Recovering drawing files which fail to open in AutoCAD and verticals
Corruption can be introduced in numerous ways. Some examples are:
- Third-party applications running inside AutoCAD.
- DWG files created or saved by non-Autodesk or non-RealDWG products.
- AutoCAD terminated while saving the drawing.
- Old drawings used repeatedly over long time periods.
- Network anomalies (transmission errors, file locking, latent writing of data).
- Storage media degradation (bad sectors on a hard drive).
- Defective or failing RAM.
- Operating System issues.
- Power surges.
- Outdated software.
- Windows [Control Panel] -> [Folder Options] -> [View tab] ->(turn on the option to show hidden files).
- Locate the drawing directory and delete the <drawingname>.dwl or <drawingname>.dwl2 files if they are found near <drawingname>.dwg file.
- Attempt to open the DWG again.
- Run RECOVER on corrupt drawing file:
- Open a blank DWG and run the RECOVER command.
- Select the problematic file. AutoCAD attempts to recover the file.
- Open the recovered file.
- Run RECOVERALL on corrupt drawing file:
- Open a blank DWG and run the RECOVERALL command.
- Select the problematic file.

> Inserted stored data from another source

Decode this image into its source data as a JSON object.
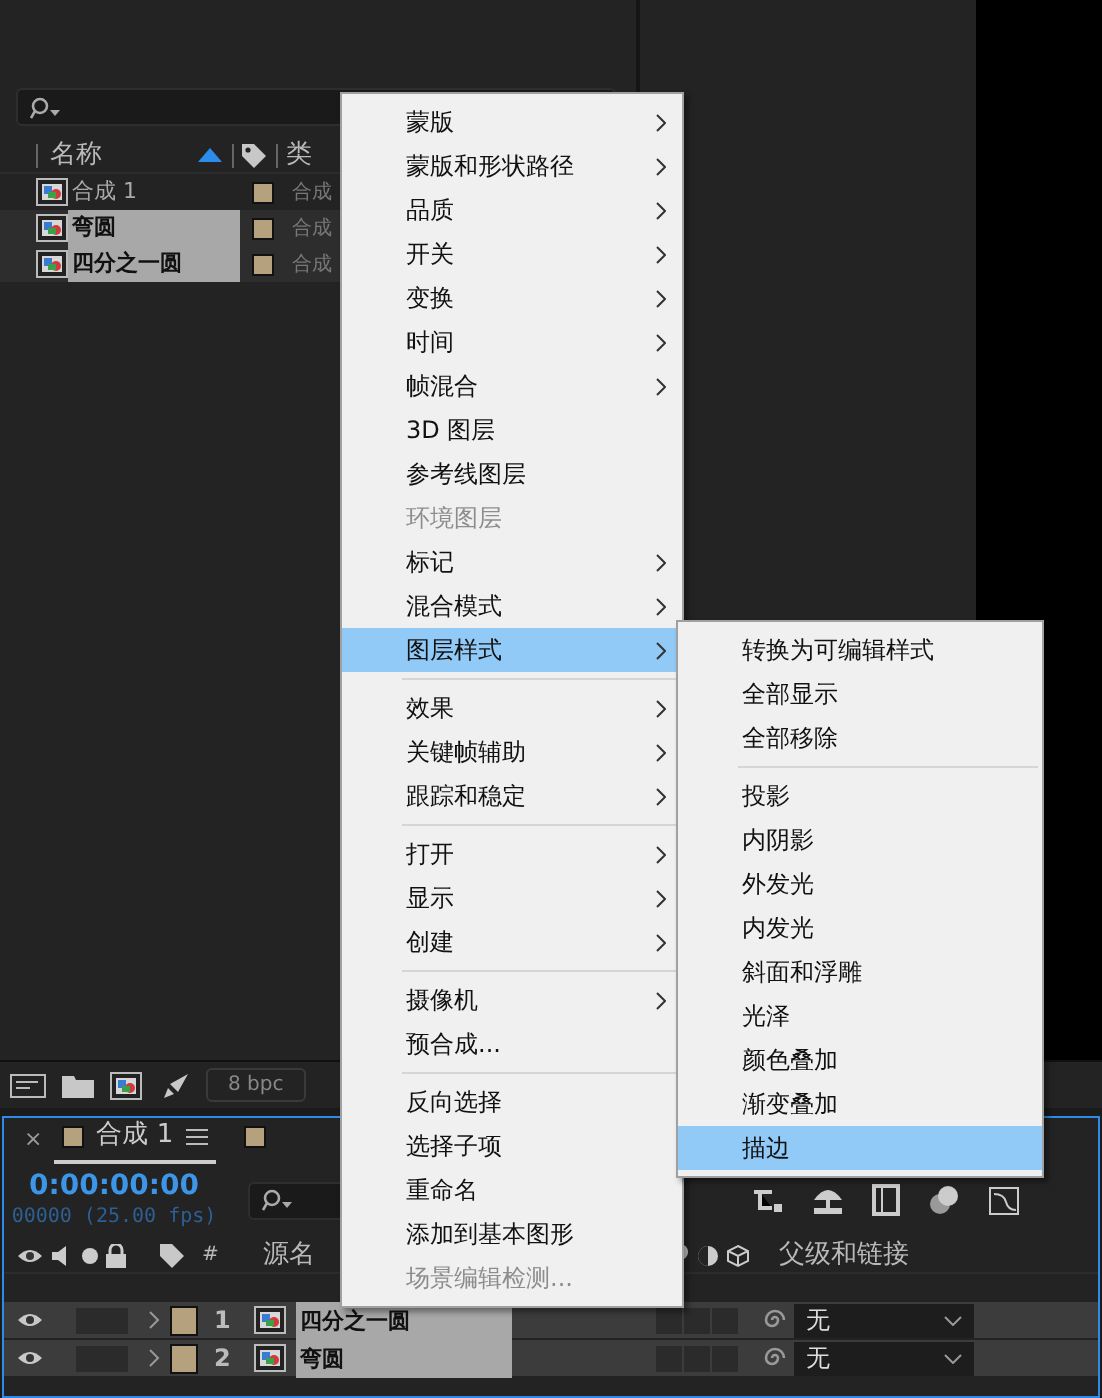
{
  "project": {
    "columns": [
      {
        "label": "名称",
        "sorted": true
      },
      {
        "label": "类"
      }
    ],
    "items": [
      {
        "name": "合成 1",
        "type": "合成",
        "selected": false,
        "color": "#b6a17e"
      },
      {
        "name": "弯圆",
        "type": "合成",
        "selected": true,
        "color": "#b6a17e"
      },
      {
        "name": "四分之一圆",
        "type": "合成",
        "selected": true,
        "color": "#b6a17e"
      }
    ]
  },
  "toolbar": {
    "bpc": "8 bpc"
  },
  "timeline": {
    "tabs": [
      {
        "title": "合成 1",
        "color": "#b6a17e",
        "selected": true
      },
      {
        "color": "#b6a17e",
        "selected": false
      }
    ],
    "close": "×",
    "timecode": "0:00:00:00",
    "fps": "00000 (25.00 fps)",
    "columns": [
      {
        "label": "#"
      },
      {
        "label": "源名"
      },
      {
        "label": "父级和链接"
      }
    ],
    "layers": [
      {
        "number": "1",
        "name": "四分之一圆",
        "parent": "无",
        "color": "#b6a17e",
        "visible": true,
        "selected": true
      },
      {
        "number": "2",
        "name": "弯圆",
        "parent": "无",
        "color": "#b6a17e",
        "visible": true,
        "selected": true
      }
    ]
  },
  "context_menu": {
    "items": [
      {
        "kind": "item",
        "label": "蒙版",
        "submenu": true,
        "disabled": false,
        "selected": false
      },
      {
        "kind": "item",
        "label": "蒙版和形状路径",
        "submenu": true,
        "disabled": false,
        "selected": false
      },
      {
        "kind": "item",
        "label": "品质",
        "submenu": true,
        "disabled": false,
        "selected": false
      },
      {
        "kind": "item",
        "label": "开关",
        "submenu": true,
        "disabled": false,
        "selected": false
      },
      {
        "kind": "item",
        "label": "变换",
        "submenu": true,
        "disabled": false,
        "selected": false
      },
      {
        "kind": "item",
        "label": "时间",
        "submenu": true,
        "disabled": false,
        "selected": false
      },
      {
        "kind": "item",
        "label": "帧混合",
        "submenu": true,
        "disabled": false,
        "selected": false
      },
      {
        "kind": "item",
        "label": "3D 图层",
        "submenu": false,
        "disabled": false,
        "selected": false
      },
      {
        "kind": "item",
        "label": "参考线图层",
        "submenu": false,
        "disabled": false,
        "selected": false
      },
      {
        "kind": "item",
        "label": "环境图层",
        "submenu": false,
        "disabled": true,
        "selected": false
      },
      {
        "kind": "item",
        "label": "标记",
        "submenu": true,
        "disabled": false,
        "selected": false
      },
      {
        "kind": "item",
        "label": "混合模式",
        "submenu": true,
        "disabled": false,
        "selected": false
      },
      {
        "kind": "item",
        "label": "图层样式",
        "submenu": true,
        "disabled": false,
        "selected": true
      },
      {
        "kind": "separator"
      },
      {
        "kind": "item",
        "label": "效果",
        "submenu": true,
        "disabled": false,
        "selected": false
      },
      {
        "kind": "item",
        "label": "关键帧辅助",
        "submenu": true,
        "disabled": false,
        "selected": false
      },
      {
        "kind": "item",
        "label": "跟踪和稳定",
        "submenu": true,
        "disabled": false,
        "selected": false
      },
      {
        "kind": "separator"
      },
      {
        "kind": "item",
        "label": "打开",
        "submenu": true,
        "disabled": false,
        "selected": false
      },
      {
        "kind": "item",
        "label": "显示",
        "submenu": true,
        "disabled": false,
        "selected": false
      },
      {
        "kind": "item",
        "label": "创建",
        "submenu": true,
        "disabled": false,
        "selected": false
      },
      {
        "kind": "separator"
      },
      {
        "kind": "item",
        "label": "摄像机",
        "submenu": true,
        "disabled": false,
        "selected": false
      },
      {
        "kind": "item",
        "label": "预合成...",
        "submenu": false,
        "disabled": false,
        "selected": false
      },
      {
        "kind": "separator"
      },
      {
        "kind": "item",
        "label": "反向选择",
        "submenu": false,
        "disabled": false,
        "selected": false
      },
      {
        "kind": "item",
        "label": "选择子项",
        "submenu": false,
        "disabled": false,
        "selected": false
      },
      {
        "kind": "item",
        "label": "重命名",
        "submenu": false,
        "disabled": false,
        "selected": false
      },
      {
        "kind": "item",
        "label": "添加到基本图形",
        "submenu": false,
        "disabled": false,
        "selected": false
      },
      {
        "kind": "item",
        "label": "场景编辑检测...",
        "submenu": false,
        "disabled": true,
        "selected": false
      }
    ]
  },
  "submenu": {
    "items": [
      {
        "kind": "item",
        "label": "转换为可编辑样式",
        "selected": false
      },
      {
        "kind": "item",
        "label": "全部显示",
        "selected": false
      },
      {
        "kind": "item",
        "label": "全部移除",
        "selected": false
      },
      {
        "kind": "separator"
      },
      {
        "kind": "item",
        "label": "投影",
        "selected": false
      },
      {
        "kind": "item",
        "label": "内阴影",
        "selected": false
      },
      {
        "kind": "item",
        "label": "外发光",
        "selected": false
      },
      {
        "kind": "item",
        "label": "内发光",
        "selected": false
      },
      {
        "kind": "item",
        "label": "斜面和浮雕",
        "selected": false
      },
      {
        "kind": "item",
        "label": "光泽",
        "selected": false
      },
      {
        "kind": "item",
        "label": "颜色叠加",
        "selected": false
      },
      {
        "kind": "item",
        "label": "渐变叠加",
        "selected": false
      },
      {
        "kind": "item",
        "label": "描边",
        "selected": true
      }
    ]
  }
}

AutoCAD attempts to recover the file.
- Open the recovered file.
- Insert the corrupted drawing as a BLOCK:
- Open a blank DWG and run the INSERT command.

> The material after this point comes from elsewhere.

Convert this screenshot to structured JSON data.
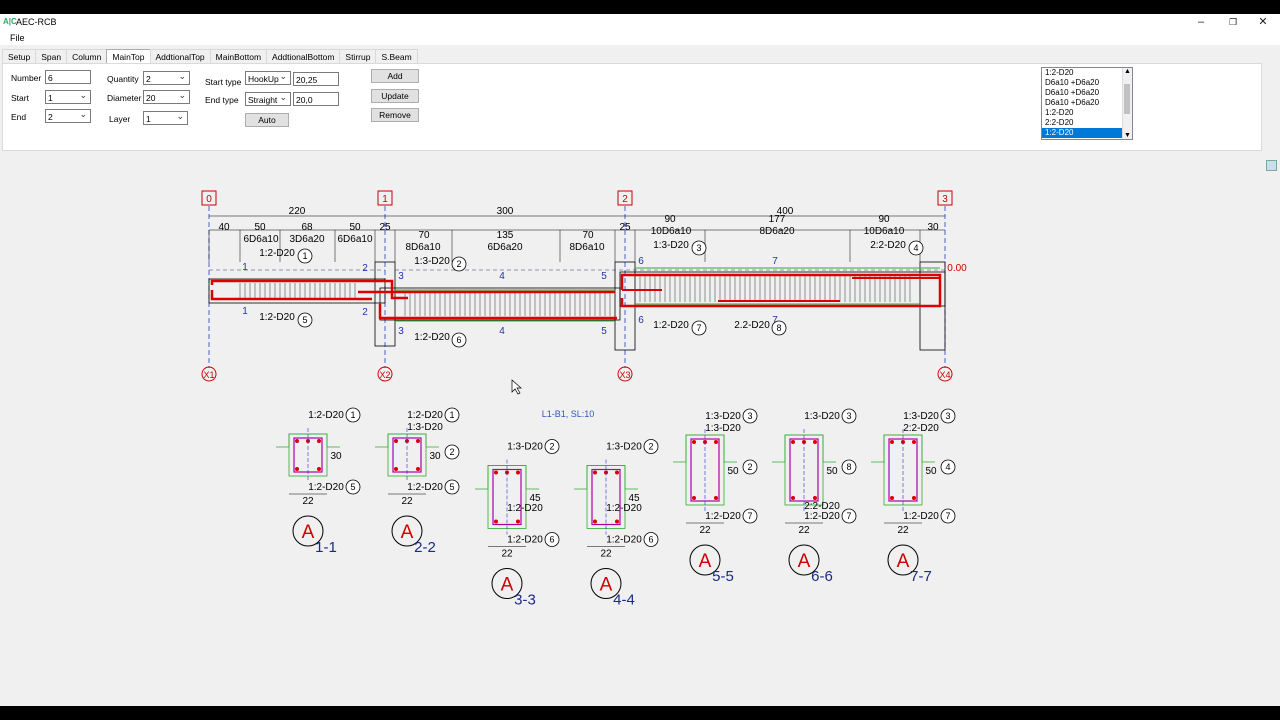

- Select the problematic file.
- If it inserts, run EXPLODE and select the inserted block.
- Run an AUDIT command
- Run a PURGE command
- SAVEAS to create a DWG
- Recovering from a .bak:
- Locate the corrupted drawing directory or storage location.

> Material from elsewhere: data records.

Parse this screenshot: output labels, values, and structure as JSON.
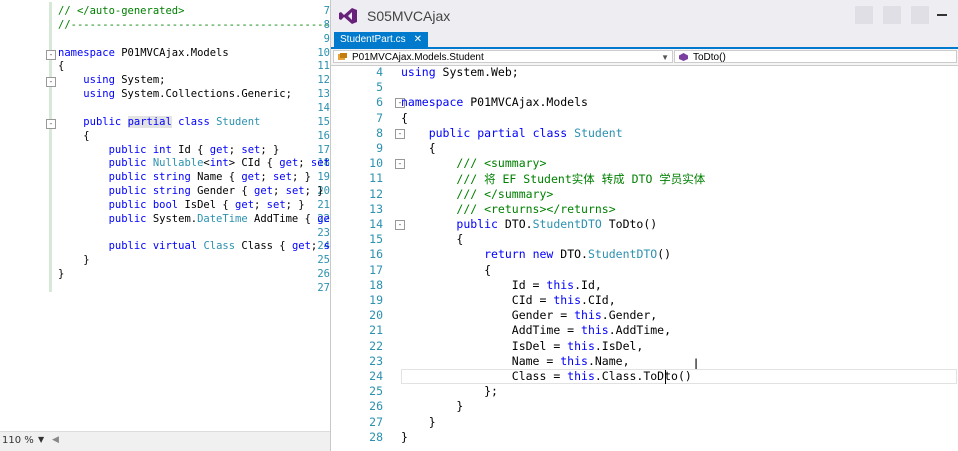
{
  "left_editor": {
    "lines": [
      {
        "n": "7",
        "segs": [
          [
            "cm",
            "// </auto-generated>"
          ]
        ]
      },
      {
        "n": "8",
        "segs": [
          [
            "cm",
            "//------------------------------------------------------------------------------"
          ]
        ]
      },
      {
        "n": "9",
        "segs": []
      },
      {
        "n": "10",
        "fold": "-",
        "segs": [
          [
            "kw",
            "namespace"
          ],
          [
            "tx",
            " P01MVCAjax.Models"
          ]
        ]
      },
      {
        "n": "11",
        "segs": [
          [
            "tx",
            "{"
          ]
        ]
      },
      {
        "n": "12",
        "fold": "-",
        "segs": [
          [
            "tx",
            "    "
          ],
          [
            "kw",
            "using"
          ],
          [
            "tx",
            " System;"
          ]
        ]
      },
      {
        "n": "13",
        "segs": [
          [
            "tx",
            "    "
          ],
          [
            "kw",
            "using"
          ],
          [
            "tx",
            " System.Collections.Generic;"
          ]
        ]
      },
      {
        "n": "14",
        "segs": []
      },
      {
        "n": "15",
        "fold": "-",
        "segs": [
          [
            "tx",
            "    "
          ],
          [
            "kw",
            "public"
          ],
          [
            "tx",
            " "
          ],
          [
            "kwhl",
            "partial"
          ],
          [
            "tx",
            " "
          ],
          [
            "kw",
            "class"
          ],
          [
            "tx",
            " "
          ],
          [
            "ty",
            "Student"
          ]
        ]
      },
      {
        "n": "16",
        "segs": [
          [
            "tx",
            "    {"
          ]
        ]
      },
      {
        "n": "17",
        "segs": [
          [
            "tx",
            "        "
          ],
          [
            "kw",
            "public"
          ],
          [
            "tx",
            " "
          ],
          [
            "kw",
            "int"
          ],
          [
            "tx",
            " Id { "
          ],
          [
            "kw",
            "get"
          ],
          [
            "tx",
            "; "
          ],
          [
            "kw",
            "set"
          ],
          [
            "tx",
            "; }"
          ]
        ]
      },
      {
        "n": "18",
        "segs": [
          [
            "tx",
            "        "
          ],
          [
            "kw",
            "public"
          ],
          [
            "tx",
            " "
          ],
          [
            "ty",
            "Nullable"
          ],
          [
            "tx",
            "<"
          ],
          [
            "kw",
            "int"
          ],
          [
            "tx",
            "> CId { "
          ],
          [
            "kw",
            "get"
          ],
          [
            "tx",
            "; "
          ],
          [
            "kw",
            "set"
          ],
          [
            "tx",
            "; }"
          ]
        ]
      },
      {
        "n": "19",
        "segs": [
          [
            "tx",
            "        "
          ],
          [
            "kw",
            "public"
          ],
          [
            "tx",
            " "
          ],
          [
            "kw",
            "string"
          ],
          [
            "tx",
            " Name { "
          ],
          [
            "kw",
            "get"
          ],
          [
            "tx",
            "; "
          ],
          [
            "kw",
            "set"
          ],
          [
            "tx",
            "; }"
          ]
        ]
      },
      {
        "n": "20",
        "segs": [
          [
            "tx",
            "        "
          ],
          [
            "kw",
            "public"
          ],
          [
            "tx",
            " "
          ],
          [
            "kw",
            "string"
          ],
          [
            "tx",
            " Gender { "
          ],
          [
            "kw",
            "get"
          ],
          [
            "tx",
            "; "
          ],
          [
            "kw",
            "set"
          ],
          [
            "tx",
            "; }"
          ]
        ]
      },
      {
        "n": "21",
        "segs": [
          [
            "tx",
            "        "
          ],
          [
            "kw",
            "public"
          ],
          [
            "tx",
            " "
          ],
          [
            "kw",
            "bool"
          ],
          [
            "tx",
            " IsDel { "
          ],
          [
            "kw",
            "get"
          ],
          [
            "tx",
            "; "
          ],
          [
            "kw",
            "set"
          ],
          [
            "tx",
            "; }"
          ]
        ]
      },
      {
        "n": "22",
        "segs": [
          [
            "tx",
            "        "
          ],
          [
            "kw",
            "public"
          ],
          [
            "tx",
            " System."
          ],
          [
            "ty",
            "DateTime"
          ],
          [
            "tx",
            " AddTime { "
          ],
          [
            "kw",
            "get"
          ],
          [
            "tx",
            "; s"
          ]
        ]
      },
      {
        "n": "23",
        "segs": []
      },
      {
        "n": "24",
        "segs": [
          [
            "tx",
            "        "
          ],
          [
            "kw",
            "public"
          ],
          [
            "tx",
            " "
          ],
          [
            "kw",
            "virtual"
          ],
          [
            "tx",
            " "
          ],
          [
            "ty",
            "Class"
          ],
          [
            "tx",
            " Class { "
          ],
          [
            "kw",
            "get"
          ],
          [
            "tx",
            "; "
          ],
          [
            "kw",
            "set"
          ],
          [
            "tx",
            ";"
          ]
        ]
      },
      {
        "n": "25",
        "segs": [
          [
            "tx",
            "    }"
          ]
        ]
      },
      {
        "n": "26",
        "segs": [
          [
            "tx",
            "}"
          ]
        ]
      },
      {
        "n": "27",
        "segs": []
      }
    ],
    "zoom": "110 %"
  },
  "window": {
    "title": "S05MVCAjax",
    "tab_label": "StudentPart.cs",
    "tab_close": "✕",
    "nav_left": "P01MVCAjax.Models.Student",
    "nav_right": "ToDto()"
  },
  "right_editor": {
    "lines": [
      {
        "n": "4",
        "segs": [
          [
            "kw",
            "using"
          ],
          [
            "tx",
            " System.Web;"
          ]
        ]
      },
      {
        "n": "5",
        "segs": []
      },
      {
        "n": "6",
        "fold": "-",
        "segs": [
          [
            "kw",
            "namespace"
          ],
          [
            "tx",
            " P01MVCAjax.Models"
          ]
        ]
      },
      {
        "n": "7",
        "segs": [
          [
            "tx",
            "{"
          ]
        ]
      },
      {
        "n": "8",
        "fold": "-",
        "segs": [
          [
            "tx",
            "    "
          ],
          [
            "kw",
            "public"
          ],
          [
            "tx",
            " "
          ],
          [
            "kw",
            "partial"
          ],
          [
            "tx",
            " "
          ],
          [
            "kw",
            "class"
          ],
          [
            "tx",
            " "
          ],
          [
            "ty",
            "Student"
          ]
        ]
      },
      {
        "n": "9",
        "segs": [
          [
            "tx",
            "    {"
          ]
        ]
      },
      {
        "n": "10",
        "fold": "-",
        "segs": [
          [
            "tx",
            "        "
          ],
          [
            "cm",
            "/// <summary>"
          ]
        ]
      },
      {
        "n": "11",
        "segs": [
          [
            "tx",
            "        "
          ],
          [
            "cm",
            "/// 将 EF Student实体 转成 DTO 学员实体"
          ]
        ]
      },
      {
        "n": "12",
        "segs": [
          [
            "tx",
            "        "
          ],
          [
            "cm",
            "/// </summary>"
          ]
        ]
      },
      {
        "n": "13",
        "segs": [
          [
            "tx",
            "        "
          ],
          [
            "cm",
            "/// <returns></returns>"
          ]
        ]
      },
      {
        "n": "14",
        "fold": "-",
        "segs": [
          [
            "tx",
            "        "
          ],
          [
            "kw",
            "public"
          ],
          [
            "tx",
            " DTO."
          ],
          [
            "ty",
            "StudentDTO"
          ],
          [
            "tx",
            " ToDto()"
          ]
        ]
      },
      {
        "n": "15",
        "segs": [
          [
            "tx",
            "        {"
          ]
        ]
      },
      {
        "n": "16",
        "segs": [
          [
            "tx",
            "            "
          ],
          [
            "kw",
            "return"
          ],
          [
            "tx",
            " "
          ],
          [
            "kw",
            "new"
          ],
          [
            "tx",
            " DTO."
          ],
          [
            "ty",
            "StudentDTO"
          ],
          [
            "tx",
            "()"
          ]
        ]
      },
      {
        "n": "17",
        "segs": [
          [
            "tx",
            "            {"
          ]
        ]
      },
      {
        "n": "18",
        "segs": [
          [
            "tx",
            "                Id = "
          ],
          [
            "kw",
            "this"
          ],
          [
            "tx",
            ".Id,"
          ]
        ]
      },
      {
        "n": "19",
        "segs": [
          [
            "tx",
            "                CId = "
          ],
          [
            "kw",
            "this"
          ],
          [
            "tx",
            ".CId,"
          ]
        ]
      },
      {
        "n": "20",
        "segs": [
          [
            "tx",
            "                Gender = "
          ],
          [
            "kw",
            "this"
          ],
          [
            "tx",
            ".Gender,"
          ]
        ]
      },
      {
        "n": "21",
        "segs": [
          [
            "tx",
            "                AddTime = "
          ],
          [
            "kw",
            "this"
          ],
          [
            "tx",
            ".AddTime,"
          ]
        ]
      },
      {
        "n": "22",
        "segs": [
          [
            "tx",
            "                IsDel = "
          ],
          [
            "kw",
            "this"
          ],
          [
            "tx",
            ".IsDel,"
          ]
        ]
      },
      {
        "n": "23",
        "segs": [
          [
            "tx",
            "                Name = "
          ],
          [
            "kw",
            "this"
          ],
          [
            "tx",
            ".Name,"
          ]
        ]
      },
      {
        "n": "24",
        "segs": [
          [
            "tx",
            "                Class = "
          ],
          [
            "kw",
            "this"
          ],
          [
            "tx",
            ".Class.ToDto()"
          ]
        ]
      },
      {
        "n": "25",
        "segs": [
          [
            "tx",
            "            };"
          ]
        ]
      },
      {
        "n": "26",
        "segs": [
          [
            "tx",
            "        }"
          ]
        ]
      },
      {
        "n": "27",
        "segs": [
          [
            "tx",
            "    }"
          ]
        ]
      },
      {
        "n": "28",
        "segs": [
          [
            "tx",
            "}"
          ]
        ]
      }
    ]
  },
  "colors": {
    "accent": "#007acc",
    "keyword": "#0000ff",
    "type": "#2b91af",
    "comment": "#008000"
  }
}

- Find the .dwg file backup denoted by the .bak extension
- Rename the .bak extension to .dwg
- Attempt to open the newly created file.
- Recovering from an autosave file (SV$):
- Locate the autosave folder location. (C:\Users\<UserName>\AppData\Local\Temp\)
- Find files with an SV$ extension. Find files with a similar name and different times or dates as compared to the corrupted .dwg file
- Rename the extension from .SV$ to .dwg.
- Attempt to open the newly created file.
- Try opening the drawing using DWG Trueview:
- Convert the drawing Using DWG Trueview to an older DWG version.
- Attempt to open the newly created file.
- Look to a Shadowcopy (Windows Server) or TimeCapsule (Mac) archived versions from a time before the corrupted/current state.